Problem 1: You Are Facing Difficulty Creating a Schedule
Most of the separated parents find it difficult to agree on a schedule for the event, which results in frustration and anxiety, especially when Christmas is just around the corner. Nicola Booth, the director of Single Parents Support, suggests swapping Christmas holidays. It will give you the peace of mind that even if your kids are spending Christmas with your ex this year, then they will be with you next year. It’s best creating a parenting plan. The plan must be a written document that shares details about the responsibilities of both the partners, not only during normal days, but also during the holidays. Do not forget to mention who will keep kids during each holiday. Elaine Cooper, who is a parent-child and child therapist, is of the view that the parenting plan must be written in the light of the needs of the kids.

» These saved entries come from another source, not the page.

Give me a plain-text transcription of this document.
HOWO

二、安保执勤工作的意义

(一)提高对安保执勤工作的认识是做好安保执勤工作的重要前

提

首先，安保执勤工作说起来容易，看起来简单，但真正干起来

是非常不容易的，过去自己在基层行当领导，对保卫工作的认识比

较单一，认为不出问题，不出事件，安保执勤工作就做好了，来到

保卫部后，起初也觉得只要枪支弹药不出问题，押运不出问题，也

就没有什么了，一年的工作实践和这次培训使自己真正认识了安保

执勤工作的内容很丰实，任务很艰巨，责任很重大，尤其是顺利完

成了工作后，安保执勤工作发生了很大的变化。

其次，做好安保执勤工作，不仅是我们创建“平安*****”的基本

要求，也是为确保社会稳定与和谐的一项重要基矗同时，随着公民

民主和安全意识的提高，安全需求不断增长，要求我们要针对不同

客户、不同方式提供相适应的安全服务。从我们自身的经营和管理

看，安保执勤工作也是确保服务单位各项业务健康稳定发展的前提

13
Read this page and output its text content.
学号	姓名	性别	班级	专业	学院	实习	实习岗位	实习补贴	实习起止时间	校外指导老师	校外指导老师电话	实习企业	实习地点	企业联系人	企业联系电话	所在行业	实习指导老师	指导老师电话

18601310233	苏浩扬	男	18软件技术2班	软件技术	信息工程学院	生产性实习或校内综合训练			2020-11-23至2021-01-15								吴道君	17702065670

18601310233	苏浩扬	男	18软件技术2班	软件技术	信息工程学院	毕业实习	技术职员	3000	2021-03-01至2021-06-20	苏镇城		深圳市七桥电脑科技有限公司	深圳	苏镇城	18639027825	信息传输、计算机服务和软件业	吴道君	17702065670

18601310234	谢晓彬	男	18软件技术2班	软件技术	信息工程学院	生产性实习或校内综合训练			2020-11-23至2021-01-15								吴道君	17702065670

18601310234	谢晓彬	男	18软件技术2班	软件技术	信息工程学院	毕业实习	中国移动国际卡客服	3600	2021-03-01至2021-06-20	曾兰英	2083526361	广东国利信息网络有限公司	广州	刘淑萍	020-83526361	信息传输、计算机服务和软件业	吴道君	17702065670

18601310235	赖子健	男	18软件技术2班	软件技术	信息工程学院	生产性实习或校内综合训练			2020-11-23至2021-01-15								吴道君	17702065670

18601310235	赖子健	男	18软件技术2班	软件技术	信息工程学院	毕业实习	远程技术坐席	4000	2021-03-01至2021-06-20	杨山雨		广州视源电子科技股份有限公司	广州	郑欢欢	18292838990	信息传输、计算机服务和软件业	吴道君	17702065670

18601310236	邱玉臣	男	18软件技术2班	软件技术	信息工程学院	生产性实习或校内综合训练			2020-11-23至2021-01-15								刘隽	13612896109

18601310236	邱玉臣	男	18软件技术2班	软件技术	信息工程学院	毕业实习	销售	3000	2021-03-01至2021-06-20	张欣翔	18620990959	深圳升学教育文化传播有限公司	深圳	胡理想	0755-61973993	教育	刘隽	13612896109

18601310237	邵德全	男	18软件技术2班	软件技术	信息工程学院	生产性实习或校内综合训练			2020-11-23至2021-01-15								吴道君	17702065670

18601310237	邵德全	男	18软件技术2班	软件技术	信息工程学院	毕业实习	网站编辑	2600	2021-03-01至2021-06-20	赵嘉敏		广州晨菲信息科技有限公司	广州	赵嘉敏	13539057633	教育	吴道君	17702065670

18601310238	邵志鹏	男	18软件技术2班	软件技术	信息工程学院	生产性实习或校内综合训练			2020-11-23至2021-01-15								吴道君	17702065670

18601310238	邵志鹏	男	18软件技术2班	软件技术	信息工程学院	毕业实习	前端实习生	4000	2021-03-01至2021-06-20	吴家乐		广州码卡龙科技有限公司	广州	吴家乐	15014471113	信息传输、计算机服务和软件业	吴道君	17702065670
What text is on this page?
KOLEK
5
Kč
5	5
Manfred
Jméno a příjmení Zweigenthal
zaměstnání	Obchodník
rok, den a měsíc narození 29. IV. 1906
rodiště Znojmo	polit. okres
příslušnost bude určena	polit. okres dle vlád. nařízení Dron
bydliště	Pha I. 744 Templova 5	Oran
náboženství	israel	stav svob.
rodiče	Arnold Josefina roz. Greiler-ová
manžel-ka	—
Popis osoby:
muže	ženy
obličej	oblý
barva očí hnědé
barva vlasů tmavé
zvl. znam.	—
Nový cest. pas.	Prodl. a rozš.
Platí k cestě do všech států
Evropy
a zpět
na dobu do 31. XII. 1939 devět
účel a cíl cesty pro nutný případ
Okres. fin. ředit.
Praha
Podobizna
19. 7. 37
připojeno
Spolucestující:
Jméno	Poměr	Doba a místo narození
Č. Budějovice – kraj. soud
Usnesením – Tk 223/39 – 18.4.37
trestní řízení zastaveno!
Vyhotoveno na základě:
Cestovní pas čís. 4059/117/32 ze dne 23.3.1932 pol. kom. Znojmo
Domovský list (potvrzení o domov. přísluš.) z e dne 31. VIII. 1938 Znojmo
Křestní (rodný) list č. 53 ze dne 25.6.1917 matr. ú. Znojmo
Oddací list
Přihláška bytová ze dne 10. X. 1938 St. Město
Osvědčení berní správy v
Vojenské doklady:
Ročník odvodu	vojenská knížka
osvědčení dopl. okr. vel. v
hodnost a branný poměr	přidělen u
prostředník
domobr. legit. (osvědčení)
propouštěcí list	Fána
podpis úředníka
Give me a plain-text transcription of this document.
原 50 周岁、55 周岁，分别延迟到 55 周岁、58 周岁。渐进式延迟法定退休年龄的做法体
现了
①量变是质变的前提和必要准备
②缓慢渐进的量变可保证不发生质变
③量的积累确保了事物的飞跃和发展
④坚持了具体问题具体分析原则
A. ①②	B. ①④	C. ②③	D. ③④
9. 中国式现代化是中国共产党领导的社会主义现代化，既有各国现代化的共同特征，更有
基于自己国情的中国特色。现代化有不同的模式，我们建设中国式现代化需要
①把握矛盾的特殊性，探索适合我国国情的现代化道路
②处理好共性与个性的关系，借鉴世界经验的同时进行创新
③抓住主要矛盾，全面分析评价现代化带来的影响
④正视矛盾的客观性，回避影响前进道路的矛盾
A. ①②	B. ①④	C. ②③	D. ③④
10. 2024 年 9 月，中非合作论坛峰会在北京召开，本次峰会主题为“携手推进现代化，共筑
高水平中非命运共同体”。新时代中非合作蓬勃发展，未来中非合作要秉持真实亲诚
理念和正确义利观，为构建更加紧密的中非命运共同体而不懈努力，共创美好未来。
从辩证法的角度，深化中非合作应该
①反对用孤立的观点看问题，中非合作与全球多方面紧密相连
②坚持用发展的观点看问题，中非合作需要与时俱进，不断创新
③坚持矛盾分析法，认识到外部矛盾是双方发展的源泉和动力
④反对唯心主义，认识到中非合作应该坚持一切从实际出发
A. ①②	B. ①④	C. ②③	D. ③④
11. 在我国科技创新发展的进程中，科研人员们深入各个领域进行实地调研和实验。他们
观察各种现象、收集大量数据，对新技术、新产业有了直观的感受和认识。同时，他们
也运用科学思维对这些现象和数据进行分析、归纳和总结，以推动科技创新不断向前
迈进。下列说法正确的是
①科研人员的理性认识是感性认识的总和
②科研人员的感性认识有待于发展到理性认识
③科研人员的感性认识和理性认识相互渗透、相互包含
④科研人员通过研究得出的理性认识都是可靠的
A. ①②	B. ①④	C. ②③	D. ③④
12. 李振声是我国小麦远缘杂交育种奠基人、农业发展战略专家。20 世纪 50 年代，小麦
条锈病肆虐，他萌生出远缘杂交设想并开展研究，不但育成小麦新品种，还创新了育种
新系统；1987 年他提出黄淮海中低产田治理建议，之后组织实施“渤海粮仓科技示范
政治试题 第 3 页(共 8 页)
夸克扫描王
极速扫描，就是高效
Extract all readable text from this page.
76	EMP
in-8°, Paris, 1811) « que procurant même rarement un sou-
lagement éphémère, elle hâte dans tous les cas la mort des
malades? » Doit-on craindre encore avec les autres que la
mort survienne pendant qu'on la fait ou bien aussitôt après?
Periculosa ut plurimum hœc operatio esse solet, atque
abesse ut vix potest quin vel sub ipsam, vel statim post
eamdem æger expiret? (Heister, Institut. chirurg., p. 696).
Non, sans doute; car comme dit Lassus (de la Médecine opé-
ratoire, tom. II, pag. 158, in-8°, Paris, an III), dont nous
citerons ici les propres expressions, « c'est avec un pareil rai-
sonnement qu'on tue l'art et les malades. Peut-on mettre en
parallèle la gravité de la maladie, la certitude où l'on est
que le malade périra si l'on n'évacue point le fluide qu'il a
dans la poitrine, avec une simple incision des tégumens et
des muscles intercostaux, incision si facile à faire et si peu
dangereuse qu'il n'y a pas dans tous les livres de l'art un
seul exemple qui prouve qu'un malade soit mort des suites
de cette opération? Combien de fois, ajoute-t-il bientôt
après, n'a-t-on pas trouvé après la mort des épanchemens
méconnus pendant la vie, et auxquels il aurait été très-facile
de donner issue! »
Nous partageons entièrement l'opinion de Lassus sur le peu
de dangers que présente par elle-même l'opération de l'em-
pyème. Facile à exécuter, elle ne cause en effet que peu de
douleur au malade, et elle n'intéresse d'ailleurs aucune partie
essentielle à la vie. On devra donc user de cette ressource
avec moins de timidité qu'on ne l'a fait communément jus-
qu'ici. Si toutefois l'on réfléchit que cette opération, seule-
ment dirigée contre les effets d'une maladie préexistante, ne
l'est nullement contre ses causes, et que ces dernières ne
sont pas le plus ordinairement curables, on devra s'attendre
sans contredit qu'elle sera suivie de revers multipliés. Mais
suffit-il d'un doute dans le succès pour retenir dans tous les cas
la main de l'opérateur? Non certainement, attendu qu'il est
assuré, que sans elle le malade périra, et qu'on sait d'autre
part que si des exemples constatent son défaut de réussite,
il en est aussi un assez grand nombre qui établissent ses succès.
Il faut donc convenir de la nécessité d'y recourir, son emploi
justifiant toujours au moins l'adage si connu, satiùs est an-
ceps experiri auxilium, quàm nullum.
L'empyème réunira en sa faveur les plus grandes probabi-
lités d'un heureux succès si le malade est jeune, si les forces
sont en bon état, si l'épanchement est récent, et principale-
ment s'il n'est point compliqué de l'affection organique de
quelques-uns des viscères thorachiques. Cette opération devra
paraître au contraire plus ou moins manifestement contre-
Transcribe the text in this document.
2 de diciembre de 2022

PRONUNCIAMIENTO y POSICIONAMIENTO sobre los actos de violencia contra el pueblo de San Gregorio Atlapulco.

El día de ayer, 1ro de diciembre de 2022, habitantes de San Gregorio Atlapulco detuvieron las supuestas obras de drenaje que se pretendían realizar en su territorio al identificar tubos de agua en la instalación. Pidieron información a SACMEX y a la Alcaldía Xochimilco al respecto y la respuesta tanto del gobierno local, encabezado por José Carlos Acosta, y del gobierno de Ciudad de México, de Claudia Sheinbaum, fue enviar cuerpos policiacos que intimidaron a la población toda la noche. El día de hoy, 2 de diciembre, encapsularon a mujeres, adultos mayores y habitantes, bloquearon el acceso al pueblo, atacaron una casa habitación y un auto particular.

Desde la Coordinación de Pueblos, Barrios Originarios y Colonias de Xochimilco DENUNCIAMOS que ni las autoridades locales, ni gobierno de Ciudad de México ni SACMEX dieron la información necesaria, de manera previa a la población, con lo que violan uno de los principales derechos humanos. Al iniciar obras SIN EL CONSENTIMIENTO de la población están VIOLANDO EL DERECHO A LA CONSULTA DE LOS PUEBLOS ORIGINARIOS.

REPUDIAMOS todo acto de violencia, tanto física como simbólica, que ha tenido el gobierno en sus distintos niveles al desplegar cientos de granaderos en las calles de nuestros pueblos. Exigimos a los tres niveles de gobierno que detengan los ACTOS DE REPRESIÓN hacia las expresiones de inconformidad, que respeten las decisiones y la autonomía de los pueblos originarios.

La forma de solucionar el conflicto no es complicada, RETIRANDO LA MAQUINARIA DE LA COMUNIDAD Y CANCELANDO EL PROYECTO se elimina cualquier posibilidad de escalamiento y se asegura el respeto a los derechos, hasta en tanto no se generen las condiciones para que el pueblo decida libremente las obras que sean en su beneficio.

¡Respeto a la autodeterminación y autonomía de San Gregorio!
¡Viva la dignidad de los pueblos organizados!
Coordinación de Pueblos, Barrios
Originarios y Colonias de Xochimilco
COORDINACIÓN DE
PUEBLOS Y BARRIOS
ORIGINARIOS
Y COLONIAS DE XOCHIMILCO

Problem 2: You Are Upset That Your Ex-Partner Will Change Plans at the Last Minute
Emma Pearmaine, who is working as a head of Family law at Simpson Millar solicitors, told HuffPost UK Parents that majority of the parents call to share their frustration and anxiety after their ex-partner changes Christmas plans all of sudden without giving any prior notice. It becomes difficult for the parents to reschedule the whole event once again and that also at the very last minute. Permaine believes that the parents should remain in touch with each other regarding the Christmas event until the last moment to ensure that both of them are on the same page. Siobhan Freegard, who is the founder of Channel Mum, suggests sharing the reservations and insecurities with the ex-partner right from the start in order to avoid the change of plans.
Problem 3: You Are Worried Your Kids Won’t Be Happy
Every parent wants to give a perfect Christmas holiday to their kids, but divorced parents have an extra burden on their shoulders. The fact they are separated makes them feel that their kids won’t be able to celebrate Christmas the way normal families do as depicted on television and in movies. Cooper is of the view that parents should not feel stressed over these little things as kids are mostly concerned about getting gifts from Santa. As long as they are getting the gifts, they do not care about anything else. Pearmaine says that kids of separated parents celebrate two days of Christmas, one on the 24th and the other on the 25th of December, each with one of the parents so there is no need to be worried about anything.